Wednesday, March 25, 2009

Salento, Colombia

I´m far enough into this trip that travel has ceased to be a vacation and has begun to be just a really, really awesome job.

I can breathe easy now. We´re up in the clean, high altitude air of the verdant Colombian mountains. I´m surrounded by the coffee farms and shockingly tall palm trees in the departmento of Quindio.

We came up here on a half-remembered tip from a fellow traveler and I´m not sure when we´re leaving. Uh oh, starting to feel that sucking feeling again.

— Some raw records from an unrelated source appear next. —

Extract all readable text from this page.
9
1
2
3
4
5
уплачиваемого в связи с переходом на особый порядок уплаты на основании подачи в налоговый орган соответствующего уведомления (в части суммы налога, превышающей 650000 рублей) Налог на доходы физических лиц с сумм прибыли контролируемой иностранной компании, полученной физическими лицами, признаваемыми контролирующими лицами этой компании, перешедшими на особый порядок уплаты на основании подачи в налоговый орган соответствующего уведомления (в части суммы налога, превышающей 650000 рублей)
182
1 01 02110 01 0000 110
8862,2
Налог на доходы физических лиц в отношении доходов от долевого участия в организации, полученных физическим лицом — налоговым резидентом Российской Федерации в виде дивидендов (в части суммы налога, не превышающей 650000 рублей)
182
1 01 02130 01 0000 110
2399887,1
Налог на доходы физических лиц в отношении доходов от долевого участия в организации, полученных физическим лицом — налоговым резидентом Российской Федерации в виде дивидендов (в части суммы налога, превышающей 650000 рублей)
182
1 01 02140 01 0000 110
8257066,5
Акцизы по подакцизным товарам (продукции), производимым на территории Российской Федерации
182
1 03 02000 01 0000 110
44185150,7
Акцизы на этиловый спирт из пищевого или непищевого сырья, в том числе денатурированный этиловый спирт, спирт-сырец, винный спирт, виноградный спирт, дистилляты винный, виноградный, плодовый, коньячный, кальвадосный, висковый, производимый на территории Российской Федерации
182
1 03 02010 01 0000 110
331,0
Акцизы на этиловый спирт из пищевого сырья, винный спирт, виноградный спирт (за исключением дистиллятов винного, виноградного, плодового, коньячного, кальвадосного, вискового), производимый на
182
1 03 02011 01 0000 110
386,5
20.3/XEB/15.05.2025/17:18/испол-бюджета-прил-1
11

We started out in Salento, a tiny town on the tip of a green summit with all the trappings of traditional Colombia- the tiny green plaza lined by a big white Catholic church and endless trucha, or trout restaurants. There´s a trout farm nearby and you would not believe the variety of ways Salentans have found to prepare the fish, ever-accompanied by a big, crispy patacon.

How am I talking about food again? Stop me next time. We got here for a puente, a three day bank holiday weekend, Salento´s reason for existence. We´re talking festivities in the street, vendors and artesans and rumba. Rumba. Rumba. Colombians love their rumba.

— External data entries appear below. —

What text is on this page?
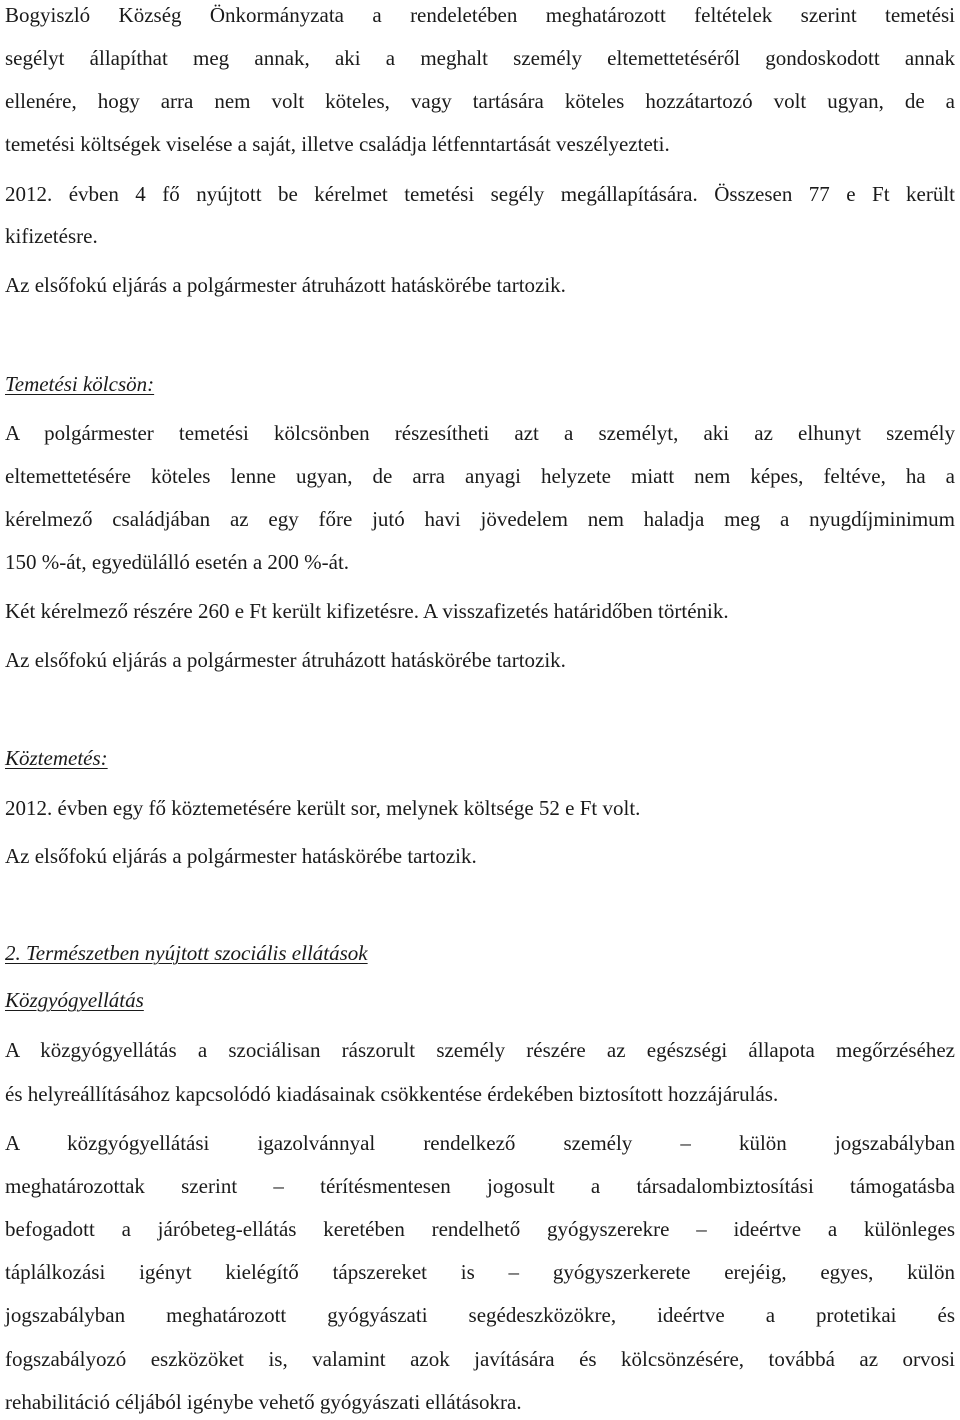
Bogyiszló Község Önkormányzata a rendeletében meghatározott feltételek szerint temetési
segélyt állapíthat meg annak, aki a meghalt személy eltemettetéséről gondoskodott annak
ellenére, hogy arra nem volt köteles, vagy tartására köteles hozzátartozó volt ugyan, de a
temetési költségek viselése a saját, illetve családja létfenntartását veszélyezteti.
2012. évben 4 fő nyújtott be kérelmet temetési segély megállapítására. Összesen 77 e Ft került
kifizetésre.
Az elsőfokú eljárás a polgármester átruházott hatáskörébe tartozik.
Temetési kölcsön:
A polgármester temetési kölcsönben részesítheti azt a személyt, aki az elhunyt személy
eltemettetésére köteles lenne ugyan, de arra anyagi helyzete miatt nem képes, feltéve, ha a
kérelmező családjában az egy főre jutó havi jövedelem nem haladja meg a nyugdíjminimum
150 %-át, egyedülálló esetén a 200 %-át.
Két kérelmező részére 260 e Ft került kifizetésre. A visszafizetés határidőben történik.
Az elsőfokú eljárás a polgármester átruházott hatáskörébe tartozik.
Köztemetés:
2012. évben egy fő köztemetésére került sor, melynek költsége 52 e Ft volt.
Az elsőfokú eljárás a polgármester hatáskörébe tartozik.
2. Természetben nyújtott szociális ellátások
Közgyógyellátás
A közgyógyellátás a szociálisan rászorult személy részére az egészségi állapota megőrzéséhez
és helyreállításához kapcsolódó kiadásainak csökkentése érdekében biztosított hozzájárulás.
A közgyógyellátási igazolvánnyal rendelkező személy – külön jogszabályban
meghatározottak szerint – térítésmentesen jogosult a társadalombiztosítási támogatásba
befogadott a járóbeteg-ellátás keretében rendelhető gyógyszerekre – ideértve a különleges
táplálkozási igényt kielégítő tápszereket is – gyógyszerkerete erejéig, egyes, külön
jogszabályban meghatározott gyógyászati segédeszközökre, ideértve a protetikai és
fogszabályozó eszközöket is, valamint azok javítására és kölcsönzésére, továbbá az orvosi
rehabilitáció céljából igénybe vehető gyógyászati ellátásokra.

But we are being good (for the most part), and have contented ourselves with the mind-shift that is the natural world up here. We went hiking through the Valle de Corcora, where cow pastures give way to this jungle that´s like the jungles you see in your head, or maybe in the movie Fern Gully, or maybe just in the drawings of very, very creative people. We´re talking a lot of life. We´re also talking the first physical activity we´d done in a while, so we´re talking huffing and puffing up into the mountains of the cloud forest.

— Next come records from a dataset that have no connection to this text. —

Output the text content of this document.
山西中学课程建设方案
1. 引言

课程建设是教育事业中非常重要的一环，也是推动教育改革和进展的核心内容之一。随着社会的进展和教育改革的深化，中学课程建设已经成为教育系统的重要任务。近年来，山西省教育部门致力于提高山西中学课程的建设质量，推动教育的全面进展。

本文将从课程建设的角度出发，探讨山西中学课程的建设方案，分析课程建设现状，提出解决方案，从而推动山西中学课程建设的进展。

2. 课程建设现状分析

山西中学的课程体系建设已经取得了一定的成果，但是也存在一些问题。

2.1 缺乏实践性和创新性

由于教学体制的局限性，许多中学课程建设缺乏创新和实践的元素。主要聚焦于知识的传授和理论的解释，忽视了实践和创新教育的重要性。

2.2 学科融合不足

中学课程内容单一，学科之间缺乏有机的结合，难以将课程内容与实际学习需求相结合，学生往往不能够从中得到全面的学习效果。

One rocky path took us up to a family-run reserva where we got served aguapanela con queso, a sweet, hot drink served with massive chunks of cheese culled from the neighbor´s sweetly obese cows. Sitting in a rustic palm-and-log shack, we caught our breath as the family´s pet chowed down in front of us. He was a raccoon, I think, but done crazy Colombian style with a long, anteater styled snout. I think they fed him the same bean soup we were eating.

So yeah, lots of hiking. There´s also a sick mountain biking community, who was good enough to lend my friend Krishna and I top of the line mounts for an afternoon out. We pedaled out to Don Elias´ coffee farm, where the Don himself showed us how they take that liquid gold from red or yellow bean to small perfect sipping cup. There was a odd little earthquake while we were in the bean-drying room, but Don Elias seemed took it in stride, barely interrupting his lecture on his work to tend to the gang of terrified grandkids that ran up for comfort.

I needed the caffiene later for our ride back up to Salento, an hour´s ride of constant slope to the top of the mountain. I didn´t realize that Krishna, a native San Franciscan, is a seasoned hill climber and I nearly blew out my lungs before admitting his superior quad strength. It´s been awhile since the days me and the green monster climbed up Mt. Tabor.

So this places rocks. We relocated yesterday down the hill to Boquilla, a town just big enough for a chorizo and queso shop but not much else. A lovely old hippie named Jorge has adopted Erik and I into his campsite wonderland. My favorite bits of our new habitat include waterbeds in the ´luxury tents´and superior tropical bird watching. Check out this website- click on ´Hospedajes Exoticos´and tell me I don´t have it good on this earth...

http://www.campingmonteroca.com/

Again, feeling that riptide to chill for awhile. Jorge tells me not to worry, cuz in Colombia ¨No hay de nervios.¨ Amen to that.